R. Porque tínhamos uma visão global, queríamos atingir o maior público possível ao vivo. Isso só se consegue aliando-se ao Twitter. Eles oferecem 140 caracteres, com vídeo e foto, mas não transmitiam ao vivo. Nós sim. Estávamos totalmente alinhados. Agora somos uma startup com recursos . Não somos ricos, mas não temos que nos preocupar com o nosso dia a dia, apenas em tornar o Periscope cada dia melhor.

P. Durante mais de um século nos acostumamos a ver filmes e televisão na horizontal, de forma oblonga. Mesmo na Internet, mesmo sendo um 4:3 ou 16:9, o vídeo era horizontal. Vocês se consideram revolucionários?

R. Não. E também não vemos sentido no debate. Decidimos nos limitar a como se usa o celular. Se queremos fazer algo para o telefone, temos de pensar no usuário.
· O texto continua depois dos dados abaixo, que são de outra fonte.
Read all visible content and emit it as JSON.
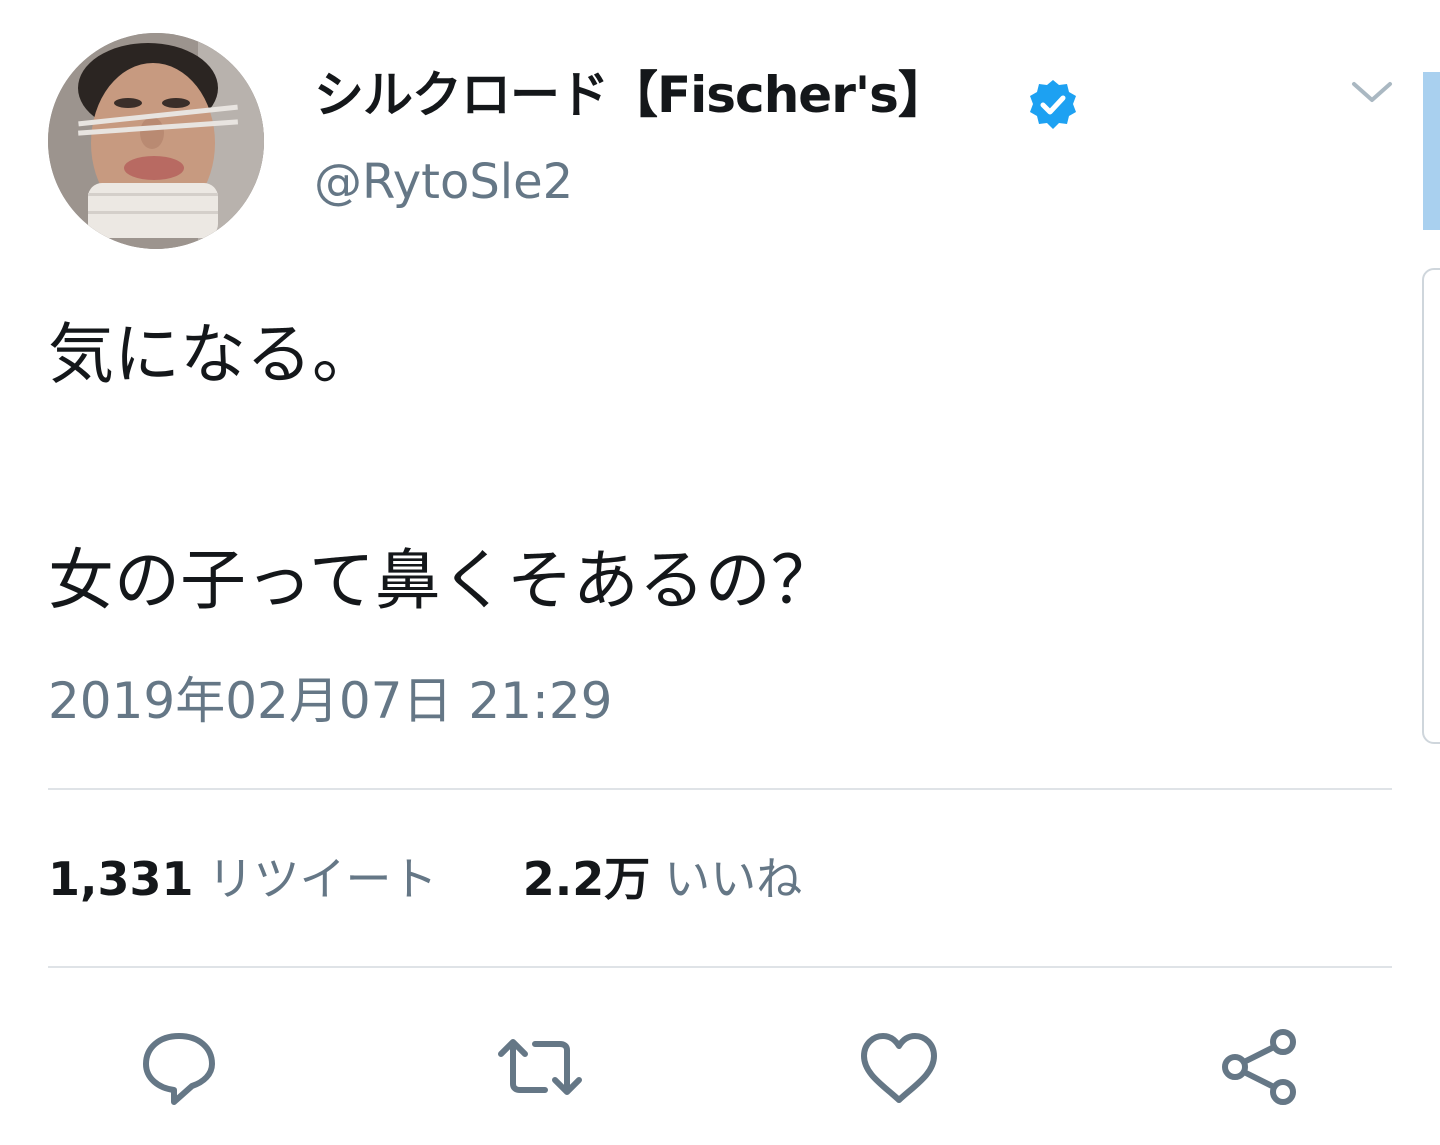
{
  "tweet": {
    "author": {
      "display_name": "シルクロード【Fischer's】",
      "handle": "@RytoSle2",
      "verified": true,
      "avatar_icon": "user-avatar"
    },
    "text_lines": [
      "気になる。",
      "女の子って鼻くそあるの？"
    ],
    "timestamp": "2019年02月07日 21:29",
    "stats": {
      "retweets_count": "1,331",
      "retweets_label": "リツイート",
      "likes_count": "2.2万",
      "likes_label": "いいね"
    },
    "actions": {
      "reply_icon": "reply-icon",
      "retweet_icon": "retweet-icon",
      "like_icon": "heart-icon",
      "share_icon": "share-icon"
    }
  },
  "colors": {
    "text": "#14171a",
    "secondary": "#657786",
    "verified_blue": "#1da1f2",
    "divider": "#dfe3e7",
    "accent": "#a9d0ef"
  }
}
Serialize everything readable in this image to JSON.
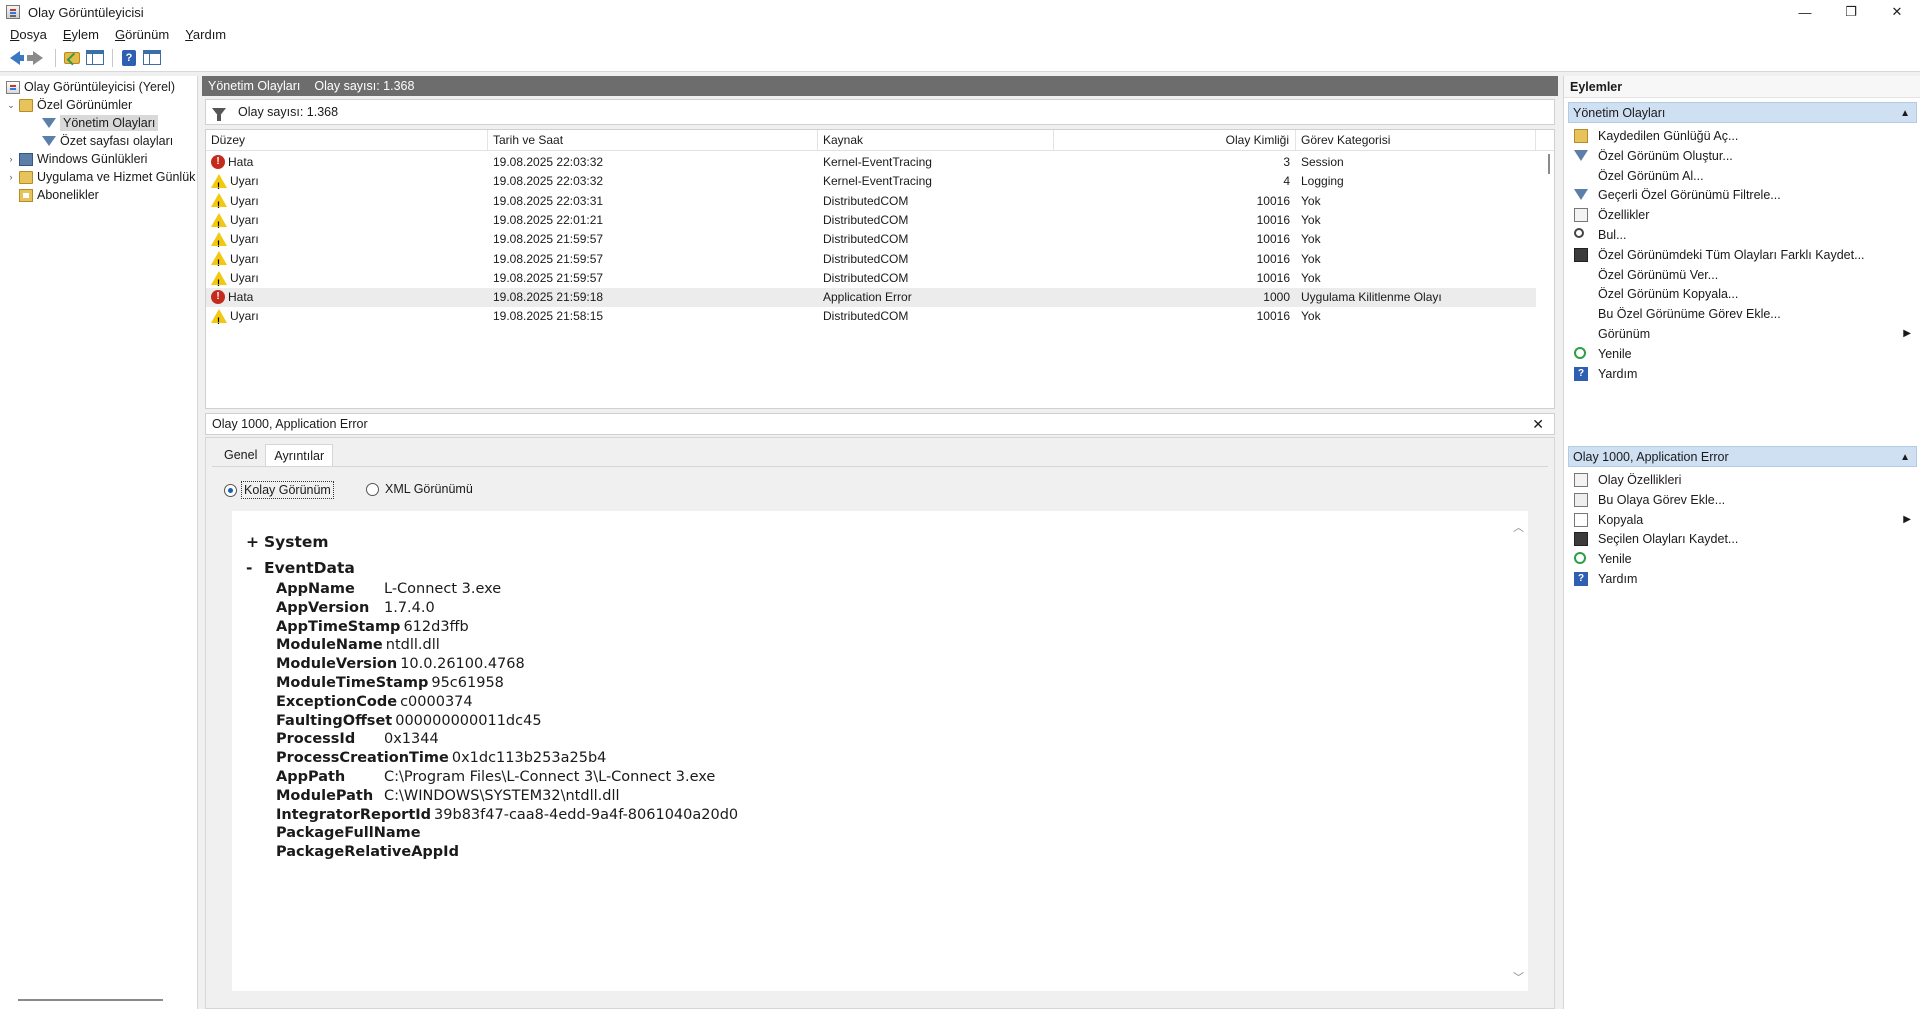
{
  "window": {
    "title": "Olay Görüntüleyicisi",
    "minimize": "—",
    "restore": "❐",
    "close": "✕"
  },
  "menu": [
    {
      "label": "Dosya",
      "accel": "D",
      "rest": "osya"
    },
    {
      "label": "Eylem",
      "accel": "E",
      "rest": "ylem"
    },
    {
      "label": "Görünüm",
      "accel": "G",
      "rest": "örünüm"
    },
    {
      "label": "Yardım",
      "accel": "Y",
      "rest": "ardım"
    }
  ],
  "tree": {
    "root": "Olay Görüntüleyicisi (Yerel)",
    "custom_views": "Özel Görünümler",
    "admin_events": "Yönetim Olayları",
    "summary_events": "Özet sayfası olayları",
    "windows_logs": "Windows Günlükleri",
    "app_service_logs": "Uygulama ve Hizmet Günlük",
    "subscriptions": "Abonelikler"
  },
  "list": {
    "title": "Yönetim Olayları",
    "count_label": "Olay sayısı: 1.368",
    "filter_text": "Olay sayısı: 1.368",
    "columns": {
      "level": "Düzey",
      "datetime": "Tarih ve Saat",
      "source": "Kaynak",
      "event_id": "Olay Kimliği",
      "task": "Görev Kategorisi"
    },
    "rows": [
      {
        "level": "Hata",
        "type": "error",
        "datetime": "19.08.2025 22:03:32",
        "source": "Kernel-EventTracing",
        "event_id": "3",
        "task": "Session"
      },
      {
        "level": "Uyarı",
        "type": "warning",
        "datetime": "19.08.2025 22:03:32",
        "source": "Kernel-EventTracing",
        "event_id": "4",
        "task": "Logging"
      },
      {
        "level": "Uyarı",
        "type": "warning",
        "datetime": "19.08.2025 22:03:31",
        "source": "DistributedCOM",
        "event_id": "10016",
        "task": "Yok"
      },
      {
        "level": "Uyarı",
        "type": "warning",
        "datetime": "19.08.2025 22:01:21",
        "source": "DistributedCOM",
        "event_id": "10016",
        "task": "Yok"
      },
      {
        "level": "Uyarı",
        "type": "warning",
        "datetime": "19.08.2025 21:59:57",
        "source": "DistributedCOM",
        "event_id": "10016",
        "task": "Yok"
      },
      {
        "level": "Uyarı",
        "type": "warning",
        "datetime": "19.08.2025 21:59:57",
        "source": "DistributedCOM",
        "event_id": "10016",
        "task": "Yok"
      },
      {
        "level": "Uyarı",
        "type": "warning",
        "datetime": "19.08.2025 21:59:57",
        "source": "DistributedCOM",
        "event_id": "10016",
        "task": "Yok"
      },
      {
        "level": "Hata",
        "type": "error",
        "datetime": "19.08.2025 21:59:18",
        "source": "Application Error",
        "event_id": "1000",
        "task": "Uygulama Kilitlenme Olayı",
        "selected": true
      },
      {
        "level": "Uyarı",
        "type": "warning",
        "datetime": "19.08.2025 21:58:15",
        "source": "DistributedCOM",
        "event_id": "10016",
        "task": "Yok"
      }
    ]
  },
  "detail": {
    "header": "Olay 1000, Application Error",
    "close": "✕",
    "tabs": [
      "Genel",
      "Ayrıntılar"
    ],
    "active_tab": "Ayrıntılar",
    "friendly_view": "Kolay Görünüm",
    "xml_view": "XML Görünümü",
    "system_section": "System",
    "system_toggle": "+",
    "eventdata_section": "EventData",
    "eventdata_toggle": "-",
    "fields": [
      {
        "key": "AppName",
        "value": "L-Connect 3.exe"
      },
      {
        "key": "AppVersion",
        "value": "1.7.4.0"
      },
      {
        "key": "AppTimeStamp",
        "value": "612d3ffb"
      },
      {
        "key": "ModuleName",
        "value": "ntdll.dll"
      },
      {
        "key": "ModuleVersion",
        "value": "10.0.26100.4768"
      },
      {
        "key": "ModuleTimeStamp",
        "value": "95c61958"
      },
      {
        "key": "ExceptionCode",
        "value": "c0000374"
      },
      {
        "key": "FaultingOffset",
        "value": "000000000011dc45"
      },
      {
        "key": "ProcessId",
        "value": "0x1344"
      },
      {
        "key": "ProcessCreationTime",
        "value": "0x1dc113b253a25b4"
      },
      {
        "key": "AppPath",
        "value": "C:\\Program Files\\L-Connect 3\\L-Connect 3.exe"
      },
      {
        "key": "ModulePath",
        "value": "C:\\WINDOWS\\SYSTEM32\\ntdll.dll"
      },
      {
        "key": "IntegratorReportId",
        "value": "39b83f47-caa8-4edd-9a4f-8061040a20d0"
      },
      {
        "key": "PackageFullName",
        "value": ""
      },
      {
        "key": "PackageRelativeAppId",
        "value": ""
      }
    ]
  },
  "actions": {
    "title": "Eylemler",
    "section1": "Yönetim Olayları",
    "section1_items": [
      {
        "label": "Kaydedilen Günlüğü Aç...",
        "icon": "folder-open-icon"
      },
      {
        "label": "Özel Görünüm Oluştur...",
        "icon": "filter-icon"
      },
      {
        "label": "Özel Görünüm Al...",
        "icon": ""
      },
      {
        "label": "Geçerli Özel Görünümü Filtrele...",
        "icon": "filter-icon"
      },
      {
        "label": "Özellikler",
        "icon": "properties-icon"
      },
      {
        "label": "Bul...",
        "icon": "find-icon"
      },
      {
        "label": "Özel Görünümdeki Tüm Olayları Farklı Kaydet...",
        "icon": "save-icon"
      },
      {
        "label": "Özel Görünümü Ver...",
        "icon": ""
      },
      {
        "label": "Özel Görünüm Kopyala...",
        "icon": ""
      },
      {
        "label": "Bu Özel Görünüme Görev Ekle...",
        "icon": ""
      },
      {
        "label": "Görünüm",
        "icon": "",
        "submenu": true
      },
      {
        "label": "Yenile",
        "icon": "refresh-icon"
      },
      {
        "label": "Yardım",
        "icon": "help-icon"
      }
    ],
    "section2": "Olay 1000, Application Error",
    "section2_items": [
      {
        "label": "Olay Özellikleri",
        "icon": "properties-icon"
      },
      {
        "label": "Bu Olaya Görev Ekle...",
        "icon": "task-icon"
      },
      {
        "label": "Kopyala",
        "icon": "copy-icon",
        "submenu": true
      },
      {
        "label": "Seçilen Olayları Kaydet...",
        "icon": "save-icon"
      },
      {
        "label": "Yenile",
        "icon": "refresh-icon"
      },
      {
        "label": "Yardım",
        "icon": "help-icon"
      }
    ]
  }
}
Caso contrário, não teria sentido. Nossa plataforma é naturalmente móvel.

Os meios que se juntaram procuram se aproximar dos apresentadores, das estrelas, para contar de outra maneira”

P. Quais são os usuários mais entusiastas do Periscope?

R. O espectro é muito amplo. De músicos que estreiam canções ao vivo com o Periscope a pessoas que participam de um protesto. Há celebridades que interagem e respondem a perguntas dos fãs, participantes do Google I/O (a conferência anual do buscador). A coisa mais surpreendente foi encontrar a hashtag #scopetalenteshow, uma espécie de concurso improvisado de magia, imitações, piadas, músicas. Agora formam um Festival Periscope, com talentos globais. Às vezes, convidamos alguns dos artistas que descobrimos assim para ir ao escritório.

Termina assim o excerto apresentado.